56 | Nederlands
ProfiScale MULTI PS 7455
1. Bij gebruik van het meetapparaat moet de gebruiker de
volgende veiligheidsmaatregelen treffen:
· Bescherming tegen de gevaren van elektrische stroom
· Bescherming van het apparaat tegen onbedoeld gebruik
2. Controleer vóór gebruik het apparaat op schade en gebruik het
apparaat enkel wanneer u geen schade ontdekt.
3. De meetkabels moeten in onberispelijke staat zijn. Vergewis u
ervan dat de isolatie van de kabels niet beschadigd is en dat de
aders van de meetkabels niet vrijliggen.
4. Alleen bij gebruik van de meegeleverde meetkabels kan worden
gegarandeerd dat aan de veiligheidsnormen wordt voldaan.
5. Voordat het apparaat gebruikt kan worden, moeten de juiste ingangsbus,
de functie en het meetbereik worden gekozen.
6. Sluit steeds eerste de zwarte massakabel aan, vervolgens de rode meetkabel.
Ga bij het verwijderen omgekeerd te werk.
7. Gebruik het apparaat alleen wanneer de behuizing aan de achterkant
compleet is en als de behuizing op de juiste manier bevestigd is.
8. Voor u aan de keuzeschakelaar draait om die op een ander meetbereik in te
stellen, moet u de meetkabels losmaken van de te testen schakeling.

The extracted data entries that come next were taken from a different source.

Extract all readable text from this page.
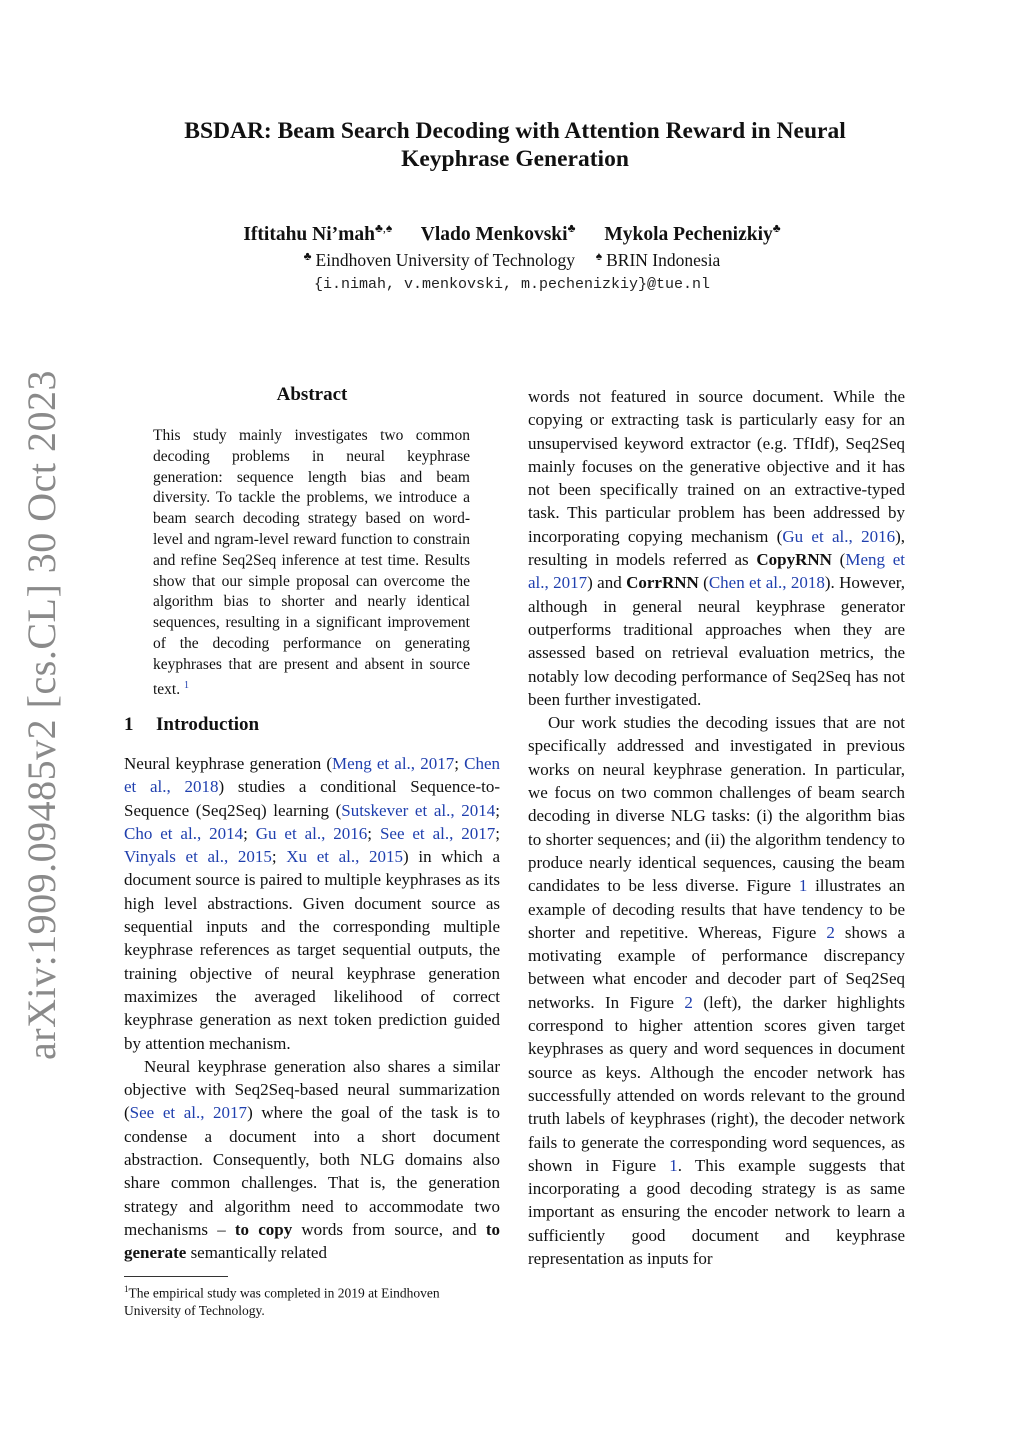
arXiv:1909.09485v2 [cs.CL] 30 Oct 2023
BSDAR: Beam Search Decoding with Attention Reward in Neural
Keyphrase Generation
Iftitahu Ni’mah♣,♠ Vlado Menkovski♣ Mykola Pechenizkiy♣
♣ Eindhoven University of Technology ♠ BRIN Indonesia
{i.nimah, v.menkovski, m.pechenizkiy}@tue.nl
Abstract
This study mainly investigates two common decoding problems in neural keyphrase generation: sequence length bias and beam diversity. To tackle the problems, we introduce a beam search decoding strategy based on word-level and ngram-level reward function to constrain and refine Seq2Seq inference at test time. Results show that our simple proposal can overcome the algorithm bias to shorter and nearly identical sequences, resulting in a significant improvement of the decoding performance on generating keyphrases that are present and absent in source text. $^1$
1 Introduction

Neural keyphrase generation (Meng et al., 2017; Chen et al., 2018) studies a conditional Sequence-to-Sequence (Seq2Seq) learning (Sutskever et al., 2014; Cho et al., 2014; Gu et al., 2016; See et al., 2017; Vinyals et al., 2015; Xu et al., 2015) in which a document source is paired to multiple keyphrases as its high level abstractions. Given document source as sequential inputs and the corresponding multiple keyphrase references as target sequential outputs, the training objective of neural keyphrase generation maximizes the averaged likelihood of correct keyphrase generation as next token prediction guided by attention mechanism.

Neural keyphrase generation also shares a similar objective with Seq2Seq-based neural summarization (See et al., 2017) where the goal of the task is to condense a document into a short document abstraction. Consequently, both NLG domains also share common challenges. That is, the generation strategy and algorithm need to accommodate two mechanisms – to copy words from source, and to generate semantically related

words not featured in source document. While the copying or extracting task is particularly easy for an unsupervised keyword extractor (e.g. TfIdf), Seq2Seq mainly focuses on the generative objective and it has not been specifically trained on an extractive-typed task. This particular problem has been addressed by incorporating copying mechanism (Gu et al., 2016), resulting in models referred as CopyRNN (Meng et al., 2017) and CorrRNN (Chen et al., 2018). However, although in general neural keyphrase generator outperforms traditional approaches when they are assessed based on retrieval evaluation metrics, the notably low decoding performance of Seq2Seq has not been further investigated.

Our work studies the decoding issues that are not specifically addressed and investigated in previous works on neural keyphrase generation. In particular, we focus on two common challenges of beam search decoding in diverse NLG tasks: (i) the algorithm bias to shorter sequences; and (ii) the algorithm tendency to produce nearly identical sequences, causing the beam candidates to be less diverse. Figure 1 illustrates an example of decoding results that have tendency to be shorter and repetitive. Whereas, Figure 2 shows a motivating example of performance discrepancy between what encoder and decoder part of Seq2Seq networks. In Figure 2 (left), the darker highlights correspond to higher attention scores given target keyphrases as query and word sequences in document source as keys. Although the encoder network has successfully attended on words relevant to the ground truth labels of keyphrases (right), the decoder network fails to generate the corresponding word sequences, as shown in Figure 1. This example suggests that incorporating a good decoding strategy is as same important as ensuring the encoder network to learn a sufficiently good document and keyphrase representation as inputs for

$^1$The empirical study was completed in 2019 at Eindhoven University of Technology.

9. Zorg dat de aangegeven grenswaarden van de verschillende meetbereiken
nooit worden overschreden. Wees uiterst voorzichtig
bij metingen in het bereik van de grenswaarden.
10. Als het meetapparaat verbonden is met een ander elektrisch circuit,
raak dan geen vrije aansluitingen aan.
11. Meet geen elektrische spanning als de spanning van de aansluitingen groter
is dan 600 volt.
12. Wees altijd voorzichtig bij metingen met spanningen boven de 60 V DC of
30 V AC rms (= effectieve waarde). Houd uw vingers tijdens de meting achter
de afschermingen van de meetkabels.
13. Sluit de meetkabels nooit aan op een spanning als de keuzeschakelaar
op een van de volgende meetbereiken staat ingesteld: Stroommeting,
weerstandsmeting, temperatuurmeting, diodecontrole of
continuïteitscontrolemodus.
14. Voer nooit weerstandsmetingen, temperatuurmetingen, diodetests
of continuïteitstests uit van stroomkringen die onder spanning staan.
15. Zorg ervoor dat vóór de meting van dioden, weerstanden of de
continuïteitstest het te meten object zonder spanning is en dat
alle condensatoren volledig ontladen zijn.